Appeal from a judgment of the Supreme Court (Williams, J.), entered June 26, 1991 in Sullivan County, which, inter alia, dismissed petitioner’s application, in a proceeding pursuant to CPLR article 70, without a hearing.
Petitioner was indicted on two counts of murder in the second degree charging him with intentionally causing the death of another person (see, Penal Law § 125.25 [1]) and causing the death of another person by reckless conduct creating a grave risk of death under circumstances evincing a depraved indifference to human life (see, Penal Law § 125.25 [2]). Following a nonjury trial, County Court acquitted petitioner of both murder counts, but convicted him of the lesser included offenses of manslaughter in the first degree (see, Penal Law § 125.20 [1]) and manslaughter in the second degree (see, Penal Law § 125.15 [1]). Petitioner was sentenced to concurrent indeterminate prison terms of 8 to 24 years for first degree manslaughter and 5 to 15 years for second degree manslaughter.

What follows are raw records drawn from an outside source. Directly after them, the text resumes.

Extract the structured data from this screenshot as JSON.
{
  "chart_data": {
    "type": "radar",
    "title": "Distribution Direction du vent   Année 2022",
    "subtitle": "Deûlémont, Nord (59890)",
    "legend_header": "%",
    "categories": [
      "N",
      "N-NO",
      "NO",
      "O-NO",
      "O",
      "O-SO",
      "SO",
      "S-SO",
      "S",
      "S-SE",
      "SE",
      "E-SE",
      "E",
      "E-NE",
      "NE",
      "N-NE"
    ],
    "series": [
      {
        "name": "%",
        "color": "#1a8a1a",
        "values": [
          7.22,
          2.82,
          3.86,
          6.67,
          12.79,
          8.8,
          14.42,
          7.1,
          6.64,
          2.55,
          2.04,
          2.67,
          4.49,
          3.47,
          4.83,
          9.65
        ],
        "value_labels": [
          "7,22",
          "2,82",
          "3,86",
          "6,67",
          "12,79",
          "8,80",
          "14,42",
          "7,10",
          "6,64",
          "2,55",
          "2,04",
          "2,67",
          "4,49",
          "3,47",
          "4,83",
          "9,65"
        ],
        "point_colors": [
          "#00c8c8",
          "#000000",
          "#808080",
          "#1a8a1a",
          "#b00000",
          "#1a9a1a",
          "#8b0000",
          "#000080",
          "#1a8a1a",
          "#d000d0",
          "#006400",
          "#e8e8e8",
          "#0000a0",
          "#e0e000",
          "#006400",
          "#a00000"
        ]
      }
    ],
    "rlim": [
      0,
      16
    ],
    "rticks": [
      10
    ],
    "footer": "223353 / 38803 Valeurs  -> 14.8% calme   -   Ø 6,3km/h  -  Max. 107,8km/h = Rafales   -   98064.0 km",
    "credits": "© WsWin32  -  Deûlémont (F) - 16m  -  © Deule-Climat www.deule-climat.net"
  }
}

Petitioner then appealed his conviction to the First Department claiming that County Court’s verdicts were inconsistent (see, People v Finkelstein, 144 AD2d 250, lv denied 73 NY2d 921). Relying on People v Gallagher (69 NY2d 525), petitioner argued that he could not properly be convicted of two contradictory manslaughter charges with respect to a single homicide and that County Court erred in failing to consider the inconsistent murder counts contained in the indictment only in the alternative. The People opposed the appeal on the ground that, inter alia, petitioner’s repugnancy claim had not been preserved at trial by way of a proper objection. Exercising its authority to review petitioner’s claim of error in the interest of justice, the First Department reversed the conviction for manslaughter in the second degree, vacated the sentence imposed thereon and dismissed the second count of the indictment (see, People v Finkelstein, supra). In petitioner’s subsequent unsuccessful application for leave to appeal to the Court of Appeals, he urged that the First Department erred in upholding one of the two verdicts rather than granting him a new trial (citing, inter alia, People v Gallagher, supra, at 530).
Thereafter, petitioner, who is currently incarcerated at *960Sullivan Correctional Facility in Sullivan County, commenced this CPLR article 70 proceeding seeking a writ of habeas corpus, again alleging that County Court’s verdicts were inconsistent and that, as a result, he had been deprived of his constitutional right to due process. Supreme Court ultimately dismissed the petition and this appeal ensued.
In our view, Supreme Court correctly dismissed the petition. It is firmly established that a writ of habeas corpus may not be utilized to review claimed errors already passed on in an earlier appeal (see, People ex rel. Schaurer v Fogg, 92 AD2d 647, 648; People ex rel. Gaines v Jones, 79 AD2d 1065; People ex rel. Knox v Smith, 60 AD2d 789, lv denied 43 NY2d 647). Here, petitioner’s unpreserved claim of error regarding County Court’s verdicts was reviewed in the interest of justice and disposed of on direct appeal by the First Department. The claimed error of the First Department in failing to order a new trial was then the subject of petitioner’s leave application to the Court of Appeals, which was denied. Furthermore, because petitioner did not preserve his repugnancy claim by voicing an objection at the time the verdicts were announced, so that the trier of fact could have responded by rendering a valid verdict, we cannot conclude that a violation of petitioner’s rights approaching constitutional dimension has occurred so as to warrant a departure from traditional orderly procedure (see, People ex rel. Keitt v McMann, 18 NY2d 257, 262; People ex rel. Hall v LeFevre, 92 AD2d 956, 957, affd 60 NY2d 579; People ex rel. Schaurer v Fogg, supra, at 648).
Mercure, Mahoney and Casey, JJ., concur. Ordered that the judgment is affirmed, without costs.